Subsequently, the researchers examined the muscle samples to determine the presence of clusters of misfolded proteins.

Prior research indicates the presence of clusters, known as “microclots,” which are elevated in the plasma of individuals with long COVID. It has been suggested that these microclots may obstruct capillaries, leading to tissue damage as blood reenters, potentially harming the mitochondria.

The researchers demonstrated that individuals with long COVID exhibited a higher presence of microclots in their muscles compared to the control group. The number of micro clots also rose after exercise in all participants, although there was no evidence indicating that they were obstructing capillaries.

Lastly, they examined the immune cells present in muscle tissue. They observed increased numbers of macrophages and T-cells, both of which contribute to tissue repair, in the samples of individuals with long COVID – even before engaging in exercise.

This suggests that individuals with long-term COVID exhibit activated immune cells in their muscle tissue, responding to the damage within the tissue.

It is recognized that inflammation, which can result from an overactive immune system, can both instigate and be a consequence of mitochondrial damage. This could be an additional factor contributing to the dysfunction of mitochondria in individuals with long-term COVID.

Targeting mitochondria

This study contributes to an expanding body of research highlighting significant irregularities in the metabolic, muscular, and immune functions among individuals with long COVID (and, by extension, those with ME). It also indicates that addressing the mitochondria may hold promise for alleviating symptoms.

Encouragingly, numerous compounds have demonstrated a positive impact on mitochondrial function. Certain options, like coenzyme Q10 (naturally produced in our bodies), are accessible without a prescription.

However, to determine if these compounds indeed impact long-term COVID symptoms, controlled trials with placebos must be conducted.

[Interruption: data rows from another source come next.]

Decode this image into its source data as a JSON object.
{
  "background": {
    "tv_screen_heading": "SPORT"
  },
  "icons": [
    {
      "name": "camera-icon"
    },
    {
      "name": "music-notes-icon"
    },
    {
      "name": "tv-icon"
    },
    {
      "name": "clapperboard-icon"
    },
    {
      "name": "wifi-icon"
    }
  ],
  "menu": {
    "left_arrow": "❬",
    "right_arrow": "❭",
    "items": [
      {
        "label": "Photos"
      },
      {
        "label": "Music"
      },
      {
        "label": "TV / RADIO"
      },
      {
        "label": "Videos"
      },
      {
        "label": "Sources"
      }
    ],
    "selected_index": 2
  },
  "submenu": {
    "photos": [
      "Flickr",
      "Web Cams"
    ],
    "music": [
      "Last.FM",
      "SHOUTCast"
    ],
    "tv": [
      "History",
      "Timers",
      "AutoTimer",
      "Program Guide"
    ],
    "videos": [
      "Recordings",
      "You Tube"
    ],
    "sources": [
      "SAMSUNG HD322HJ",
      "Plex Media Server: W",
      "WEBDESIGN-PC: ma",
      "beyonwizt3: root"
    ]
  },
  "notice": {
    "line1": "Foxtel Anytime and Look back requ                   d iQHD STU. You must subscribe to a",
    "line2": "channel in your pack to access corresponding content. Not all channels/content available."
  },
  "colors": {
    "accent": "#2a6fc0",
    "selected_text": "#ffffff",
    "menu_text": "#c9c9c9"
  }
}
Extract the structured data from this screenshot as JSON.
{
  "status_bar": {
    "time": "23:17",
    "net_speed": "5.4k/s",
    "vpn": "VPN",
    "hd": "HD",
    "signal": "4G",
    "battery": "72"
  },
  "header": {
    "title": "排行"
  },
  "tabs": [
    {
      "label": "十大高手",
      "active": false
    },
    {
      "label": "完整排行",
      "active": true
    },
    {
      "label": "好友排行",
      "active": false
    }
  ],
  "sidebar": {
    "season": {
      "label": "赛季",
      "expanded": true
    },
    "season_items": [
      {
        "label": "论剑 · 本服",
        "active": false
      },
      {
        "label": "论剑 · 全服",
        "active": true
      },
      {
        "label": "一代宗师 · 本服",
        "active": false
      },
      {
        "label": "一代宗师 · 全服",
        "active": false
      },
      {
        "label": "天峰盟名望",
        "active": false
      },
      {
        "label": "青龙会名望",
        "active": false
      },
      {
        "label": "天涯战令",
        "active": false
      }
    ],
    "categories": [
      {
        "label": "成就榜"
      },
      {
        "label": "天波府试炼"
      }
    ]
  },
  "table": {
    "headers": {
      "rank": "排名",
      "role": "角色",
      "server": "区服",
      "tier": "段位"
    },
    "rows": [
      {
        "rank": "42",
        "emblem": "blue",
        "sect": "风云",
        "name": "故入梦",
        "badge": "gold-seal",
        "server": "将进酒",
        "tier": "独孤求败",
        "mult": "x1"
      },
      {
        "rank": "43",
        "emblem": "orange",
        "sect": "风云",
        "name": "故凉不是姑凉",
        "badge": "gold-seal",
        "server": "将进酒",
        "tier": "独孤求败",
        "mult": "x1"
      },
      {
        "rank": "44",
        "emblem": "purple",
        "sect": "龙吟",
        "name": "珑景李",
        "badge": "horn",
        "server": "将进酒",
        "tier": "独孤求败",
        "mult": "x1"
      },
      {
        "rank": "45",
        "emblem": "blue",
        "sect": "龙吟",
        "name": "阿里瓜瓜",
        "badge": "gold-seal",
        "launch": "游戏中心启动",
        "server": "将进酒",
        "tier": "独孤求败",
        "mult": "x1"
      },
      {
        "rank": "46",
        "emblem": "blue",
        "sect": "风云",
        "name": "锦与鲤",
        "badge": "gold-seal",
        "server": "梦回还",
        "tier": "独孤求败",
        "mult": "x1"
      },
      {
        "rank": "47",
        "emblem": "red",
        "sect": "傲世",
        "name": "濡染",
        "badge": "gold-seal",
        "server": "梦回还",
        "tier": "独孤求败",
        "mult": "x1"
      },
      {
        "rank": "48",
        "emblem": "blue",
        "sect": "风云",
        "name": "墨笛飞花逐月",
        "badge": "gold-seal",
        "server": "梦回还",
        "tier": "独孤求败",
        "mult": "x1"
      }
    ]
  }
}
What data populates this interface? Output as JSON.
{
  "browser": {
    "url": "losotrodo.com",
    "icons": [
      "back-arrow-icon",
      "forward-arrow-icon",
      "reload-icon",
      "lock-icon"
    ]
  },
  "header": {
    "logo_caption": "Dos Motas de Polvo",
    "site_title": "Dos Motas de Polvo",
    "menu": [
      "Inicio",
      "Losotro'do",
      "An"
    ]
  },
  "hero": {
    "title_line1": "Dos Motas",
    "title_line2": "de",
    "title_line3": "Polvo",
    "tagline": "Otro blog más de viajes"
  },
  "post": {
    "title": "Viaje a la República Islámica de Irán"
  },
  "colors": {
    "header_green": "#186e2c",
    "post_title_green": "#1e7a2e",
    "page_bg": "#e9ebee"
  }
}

These results underscore the need for caution in crafting rehabilitation approaches for individuals with long-term COVID.

Conventional programs assume that gradual intensification improves resilience and exercise capacity. However, for those with long COVID, the reverse is the case.

This recent study has discovered why this could be true, revealing that in individuals with long COVID, surpassing their limits leads to mitochondrial damage, diminishing resilience, and triggering a relapse of their condition.

These results are crucial when formulating advice for rehabilitation or strategies for the return to work for individuals with long-term COVID.

This content has been reissued from The Conversation under a Creative Commons license.